Most plain vitamins in pill or capsule form do not break a fast. They contain negligible calories and don’t trigger a meaningful insulin response. The exceptions are gummy vitamins, collagen supplements, and any product with added sugars or protein, which can pull your body out of a fasted state.
The answer also depends on why you’re fasting. If your goal is autophagy (cellular cleanup), even small amounts of calories or protein matter. If you’re fasting primarily for weight loss, a few calories from a softgel capsule are unlikely to derail your results.
Vitamins That Won’t Break Your Fast
Water-soluble vitamins, specifically vitamin C and the B-complex group (B1, B2, B3, B5, B6, B7, B9, B12), dissolve in water and contain essentially zero calories in standard tablet or capsule form. These are the safest supplements to take during a fasting window. They don’t need food for absorption and won’t trigger an insulin response.
That said, taking B vitamins on a completely empty stomach can cause nausea in some people. If that happens to you, it’s worth shifting them to your eating window instead.
Fat-Soluble Vitamins: Safe but Poorly Absorbed
Vitamins A, D, E, and K dissolve in fat, not water. A standard pill or capsule of any of these contains minimal calories and technically won’t break your fast. The problem isn’t the fast; it’s the vitamin. Without dietary fat present, your body can’t absorb them efficiently. The fat is what carries these vitamins into your bloodstream.
Taking a vitamin D capsule during a fasting window won’t spike your blood sugar or insulin, but you’ll absorb significantly less of it. You’re better off saving fat-soluble vitamins for a meal that includes some fat. The type of fat doesn’t matter: eggs, nuts, avocado, olive oil on a salad, or full-fat dairy all work. This is one case where timing your supplement with your eating window isn’t about protecting the fast, it’s about getting your money’s worth from the vitamin.
Supplements That Do Break a Fast
Gummy Vitamins
Gummy vitamins are the biggest offender. They’re essentially candy with added nutrients. A single gummy can contain around 3 grams of sugar and 15 calories, and most servings call for two or three gummies. That’s 6 to 9 grams of sugar hitting your bloodstream, which is more than enough to spike insulin and end your fast. If you take gummy vitamins, move them to your eating window or switch to a pill form.
Collagen Supplements
Collagen is protein, and protein breaks a fast. When you consume amino acids, your body can convert them into glucose through a process called gluconeogenesis. This raises blood sugar and triggers insulin secretion, both of which are the opposite of what happens in a fasted state. A typical scoop of collagen powder contains 10 to 15 grams of protein and 40 to 60 calories. There’s no way around this one. Save collagen for your eating window.

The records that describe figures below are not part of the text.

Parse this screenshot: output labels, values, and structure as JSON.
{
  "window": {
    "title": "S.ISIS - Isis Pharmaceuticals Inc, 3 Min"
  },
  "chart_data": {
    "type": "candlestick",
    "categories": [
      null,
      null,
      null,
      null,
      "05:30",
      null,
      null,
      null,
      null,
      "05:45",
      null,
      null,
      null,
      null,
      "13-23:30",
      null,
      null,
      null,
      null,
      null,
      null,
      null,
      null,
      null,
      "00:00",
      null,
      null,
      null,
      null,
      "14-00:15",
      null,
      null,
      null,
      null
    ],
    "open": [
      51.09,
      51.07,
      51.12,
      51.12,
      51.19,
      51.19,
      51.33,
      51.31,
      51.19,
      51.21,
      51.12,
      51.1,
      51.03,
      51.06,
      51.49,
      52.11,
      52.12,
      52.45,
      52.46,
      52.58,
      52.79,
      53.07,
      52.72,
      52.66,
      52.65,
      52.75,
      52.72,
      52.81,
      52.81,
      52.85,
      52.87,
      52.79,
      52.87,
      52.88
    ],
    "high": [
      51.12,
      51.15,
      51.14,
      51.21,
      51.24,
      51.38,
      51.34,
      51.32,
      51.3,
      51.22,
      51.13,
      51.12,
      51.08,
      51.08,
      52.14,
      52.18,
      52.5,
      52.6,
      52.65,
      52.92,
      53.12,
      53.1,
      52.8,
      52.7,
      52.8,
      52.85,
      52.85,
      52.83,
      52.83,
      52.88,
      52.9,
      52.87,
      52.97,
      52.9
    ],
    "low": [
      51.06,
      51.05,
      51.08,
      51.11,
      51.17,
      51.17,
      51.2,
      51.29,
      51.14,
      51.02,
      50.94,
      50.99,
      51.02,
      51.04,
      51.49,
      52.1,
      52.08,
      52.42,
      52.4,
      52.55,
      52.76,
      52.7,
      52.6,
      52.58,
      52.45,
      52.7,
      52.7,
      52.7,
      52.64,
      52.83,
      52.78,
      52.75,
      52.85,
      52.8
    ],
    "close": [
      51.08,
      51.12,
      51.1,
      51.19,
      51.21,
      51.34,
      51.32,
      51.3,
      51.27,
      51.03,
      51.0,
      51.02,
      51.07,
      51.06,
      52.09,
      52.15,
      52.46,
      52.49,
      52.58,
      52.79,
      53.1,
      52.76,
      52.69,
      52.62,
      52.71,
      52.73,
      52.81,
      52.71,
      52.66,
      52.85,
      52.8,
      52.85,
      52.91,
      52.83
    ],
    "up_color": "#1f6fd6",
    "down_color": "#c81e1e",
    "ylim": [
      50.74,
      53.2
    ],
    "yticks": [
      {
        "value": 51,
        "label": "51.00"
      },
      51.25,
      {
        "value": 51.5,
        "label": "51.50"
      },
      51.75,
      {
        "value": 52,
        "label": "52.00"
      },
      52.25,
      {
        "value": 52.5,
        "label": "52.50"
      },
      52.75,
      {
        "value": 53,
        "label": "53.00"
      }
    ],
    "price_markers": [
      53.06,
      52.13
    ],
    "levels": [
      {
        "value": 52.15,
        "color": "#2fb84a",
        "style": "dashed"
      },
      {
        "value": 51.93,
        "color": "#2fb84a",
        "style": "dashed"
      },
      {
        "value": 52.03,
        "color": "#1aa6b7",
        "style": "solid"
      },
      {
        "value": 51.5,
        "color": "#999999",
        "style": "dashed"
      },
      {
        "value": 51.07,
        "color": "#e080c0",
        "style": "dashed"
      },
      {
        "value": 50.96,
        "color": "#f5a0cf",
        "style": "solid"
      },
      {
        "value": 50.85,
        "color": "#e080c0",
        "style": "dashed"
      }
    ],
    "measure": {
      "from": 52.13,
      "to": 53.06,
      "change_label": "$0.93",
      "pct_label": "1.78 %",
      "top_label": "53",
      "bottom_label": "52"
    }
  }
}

Protein Powders and Amino Acid Supplements
The same logic applies to BCAAs (branched-chain amino acids), whey protein, and any supplement that delivers amino acids. They stimulate insulin release and break the fast.
Watch for Hidden Ingredients
A plain multivitamin tablet might seem safe, but the inactive ingredients can be the problem. Many supplements use maltodextrin as a filler or binding agent. Maltodextrin is a highly processed carbohydrate with a glycemic index higher than table sugar, meaning it can spike blood sugar quickly. It’s common in powdered supplements, flavored capsules, and chewable tablets.
Other fillers to watch for include dextrose, sucrose, and any form of added sugar. Check the “other ingredients” section on the label, not just the supplement facts panel. Products marketed as “sugar-free” or “low-fat” sometimes use maltodextrin for texture or sweetness, so it can show up where you wouldn’t expect it.
If your supplement is a plain, unflavored tablet or capsule with no sugar-based fillers, it’s almost certainly fine during a fast.
Fish Oil and Omega-3 Capsules
Standard fish oil or algae oil softgels contain a small amount of fat (usually 1 to 2 grams) and around 10 to 15 calories. They have no digestible carbohydrates. For most people practicing intermittent fasting for weight management, this tiny caloric load won’t meaningfully affect results. If you’re fasting strictly for metabolic or autophagy-related goals, even these small calories could technically interrupt the process, so you may want to take them with your first meal instead.
How to Time Your Supplements While Fasting
The simplest approach is to take most of your supplements with your first meal of the day. This solves two problems at once: fat-soluble vitamins get the dietary fat they need for absorption, and you don’t have to worry about hidden fillers or calories disrupting your fast. The composition of the meal matters more than whether it’s breakfast, lunch, or dinner. Any meal with a source of fat will do.
If you prefer to take something during your fasting window, stick to plain water-soluble vitamins in tablet or capsule form. Vitamin C, individual B vitamins, and basic electrolyte supplements (sodium, potassium, magnesium without sweeteners) are all reasonable choices that won’t interfere with your fast. Just verify there’s no sugar, maltodextrin, or protein in the ingredients list, and you’re in the clear.